22 The observation in the present study, of a 4% increase in R2 w

22 The observation in the present study, of a 4% increase in R2 when adding gender to the analysis, can be explained by the high reproducibility and low variability of parameters.

Other studies found no influence of gender.1 and 3 selleck screening library There was a agreement between the coefficient of determination (R2) of FVC, FEV1, and FEV0.5 with findings in several other important studies carried out in preschoolers.2, 13, 14 and 15 Regarding the regression model, there was significant difference between linear or logarithmic model use in this study, but only for males. Some authors have found a better correlation when using the logarithmic model.1, 3 and 13 For simplification purposes, the use of the linear regression model is suggested in both genders, considering height as the dependent variable.2, 12, 15 and 16 Most previous studies that AZD2281 evaluated RV in preschoolers used z-score measures for these calculations.2, 3, 12, 15 and 16 Stanojevic et al., in a review study on RV in preschool children, showed that there are

differences in the interpretation of spirometry results when using percentage of predicted values or z-scores.11 As in the present study, Piccioni et al. also used measures of percentile of predicted values and lower limits.14 Comparing the predicted values calculated by the present study with the values found by other authors, for FEV1 preschoolers with mean height and weight values corresponding to those observed in this sample values were found of 1.10, (-)-p-Bromotetramisole Oxalate 1.11, 1.08, 1.05 and 1.14, respectively for Burity,

2012; Kjaer, 2008; Nystad, 2002; Zapletal, 2003 and Pesant, 2007. For FEV1 in females, these values were 1.03, 1.06, 1.05, 1.04, and 1.18, respectively.
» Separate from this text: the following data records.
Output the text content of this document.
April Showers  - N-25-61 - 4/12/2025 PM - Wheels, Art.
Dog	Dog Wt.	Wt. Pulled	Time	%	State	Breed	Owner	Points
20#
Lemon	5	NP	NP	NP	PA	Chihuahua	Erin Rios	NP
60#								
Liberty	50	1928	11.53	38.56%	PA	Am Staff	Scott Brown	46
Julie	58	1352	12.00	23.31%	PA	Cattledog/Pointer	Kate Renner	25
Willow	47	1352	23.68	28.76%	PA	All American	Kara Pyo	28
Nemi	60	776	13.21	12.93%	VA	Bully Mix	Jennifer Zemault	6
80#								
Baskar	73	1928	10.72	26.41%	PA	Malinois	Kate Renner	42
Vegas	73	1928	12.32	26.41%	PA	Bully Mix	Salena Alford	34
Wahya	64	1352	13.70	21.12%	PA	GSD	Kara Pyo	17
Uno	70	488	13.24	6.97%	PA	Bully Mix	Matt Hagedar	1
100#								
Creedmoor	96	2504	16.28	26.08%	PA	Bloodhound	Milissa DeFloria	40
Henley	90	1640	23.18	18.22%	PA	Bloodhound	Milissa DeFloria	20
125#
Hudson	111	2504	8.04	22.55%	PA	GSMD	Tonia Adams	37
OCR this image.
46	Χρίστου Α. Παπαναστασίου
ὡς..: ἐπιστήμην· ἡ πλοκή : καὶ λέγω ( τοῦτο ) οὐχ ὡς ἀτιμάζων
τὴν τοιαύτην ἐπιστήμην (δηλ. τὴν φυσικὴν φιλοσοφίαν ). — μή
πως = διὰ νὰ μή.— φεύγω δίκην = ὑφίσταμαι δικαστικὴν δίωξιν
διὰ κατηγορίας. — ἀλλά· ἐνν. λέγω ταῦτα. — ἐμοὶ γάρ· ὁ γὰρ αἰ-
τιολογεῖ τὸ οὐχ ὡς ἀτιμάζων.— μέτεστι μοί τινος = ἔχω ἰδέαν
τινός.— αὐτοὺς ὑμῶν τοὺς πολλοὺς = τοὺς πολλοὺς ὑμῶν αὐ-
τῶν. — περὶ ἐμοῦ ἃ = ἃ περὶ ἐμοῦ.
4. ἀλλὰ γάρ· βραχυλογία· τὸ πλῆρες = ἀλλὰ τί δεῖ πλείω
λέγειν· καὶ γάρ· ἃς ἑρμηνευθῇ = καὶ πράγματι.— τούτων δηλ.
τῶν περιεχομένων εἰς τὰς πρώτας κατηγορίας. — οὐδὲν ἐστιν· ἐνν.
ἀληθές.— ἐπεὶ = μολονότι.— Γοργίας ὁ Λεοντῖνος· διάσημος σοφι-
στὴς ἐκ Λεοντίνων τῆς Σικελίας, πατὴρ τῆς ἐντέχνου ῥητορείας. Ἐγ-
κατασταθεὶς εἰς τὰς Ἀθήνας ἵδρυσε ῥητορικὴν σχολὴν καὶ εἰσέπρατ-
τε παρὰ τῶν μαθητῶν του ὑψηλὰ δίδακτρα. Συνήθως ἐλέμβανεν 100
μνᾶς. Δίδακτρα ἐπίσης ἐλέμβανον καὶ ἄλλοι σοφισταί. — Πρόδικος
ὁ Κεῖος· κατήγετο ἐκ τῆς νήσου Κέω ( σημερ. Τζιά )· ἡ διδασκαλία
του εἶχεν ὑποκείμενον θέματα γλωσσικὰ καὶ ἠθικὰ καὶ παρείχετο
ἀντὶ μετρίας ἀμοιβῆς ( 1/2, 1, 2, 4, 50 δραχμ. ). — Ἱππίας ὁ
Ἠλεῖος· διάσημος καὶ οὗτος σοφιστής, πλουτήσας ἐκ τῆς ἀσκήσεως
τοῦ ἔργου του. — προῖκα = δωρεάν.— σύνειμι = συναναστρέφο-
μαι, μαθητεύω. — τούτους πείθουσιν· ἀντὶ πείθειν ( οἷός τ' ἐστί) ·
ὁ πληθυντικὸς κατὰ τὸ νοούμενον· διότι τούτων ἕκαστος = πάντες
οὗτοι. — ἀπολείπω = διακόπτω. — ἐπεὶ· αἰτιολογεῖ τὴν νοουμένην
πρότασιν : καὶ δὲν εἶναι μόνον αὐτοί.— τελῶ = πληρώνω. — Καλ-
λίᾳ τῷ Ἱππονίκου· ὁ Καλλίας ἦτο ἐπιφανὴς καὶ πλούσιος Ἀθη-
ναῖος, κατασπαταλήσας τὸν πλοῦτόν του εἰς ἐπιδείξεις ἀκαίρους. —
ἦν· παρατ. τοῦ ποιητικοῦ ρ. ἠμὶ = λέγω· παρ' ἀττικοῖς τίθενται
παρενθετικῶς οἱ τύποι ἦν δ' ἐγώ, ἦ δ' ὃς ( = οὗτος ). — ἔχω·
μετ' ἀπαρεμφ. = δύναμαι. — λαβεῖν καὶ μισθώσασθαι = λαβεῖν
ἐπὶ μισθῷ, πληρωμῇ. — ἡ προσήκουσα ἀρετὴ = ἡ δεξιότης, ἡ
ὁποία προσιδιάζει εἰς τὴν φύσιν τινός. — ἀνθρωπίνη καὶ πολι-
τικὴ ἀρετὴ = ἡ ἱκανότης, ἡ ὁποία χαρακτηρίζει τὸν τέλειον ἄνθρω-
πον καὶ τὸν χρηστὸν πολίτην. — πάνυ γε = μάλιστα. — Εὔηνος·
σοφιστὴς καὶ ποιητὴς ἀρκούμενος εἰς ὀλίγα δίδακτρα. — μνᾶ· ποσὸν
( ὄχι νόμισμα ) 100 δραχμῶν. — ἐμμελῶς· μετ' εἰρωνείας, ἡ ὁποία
It is observed that, except for the study by Pesant, the values are very similar. In the Pesant study, different statistical models were used to predict values in males and females, which resulted in the finding of much higher values of FEV1 for females. The limitations of this study include the deficit in the spirometric program used, due to lack of millimetric markings on flow-volume curve charts, preventing the identification of maneuvers with early termination. Moreover, the lack of data on weight and height of normal Brazilian preschool children makes it difficult to compare the data on weight and height obtained in this study in order to define its applicability to the Brazilian population. The data on weight and height were consistent with those of the World Health Organization (WHO) for this age group, so this reference equation can be extrapolated to the Brazilian population. The great difficulty in obtaining full expiratory curves in this age group demonstrates the importance of assessing the FEV0.5 in preschoolers. As spirometry quantifies the degree of airway obstruction and aids in the diagnosis of respiratory disease,23 it is necessary that further studies define the usefulness of FEV0.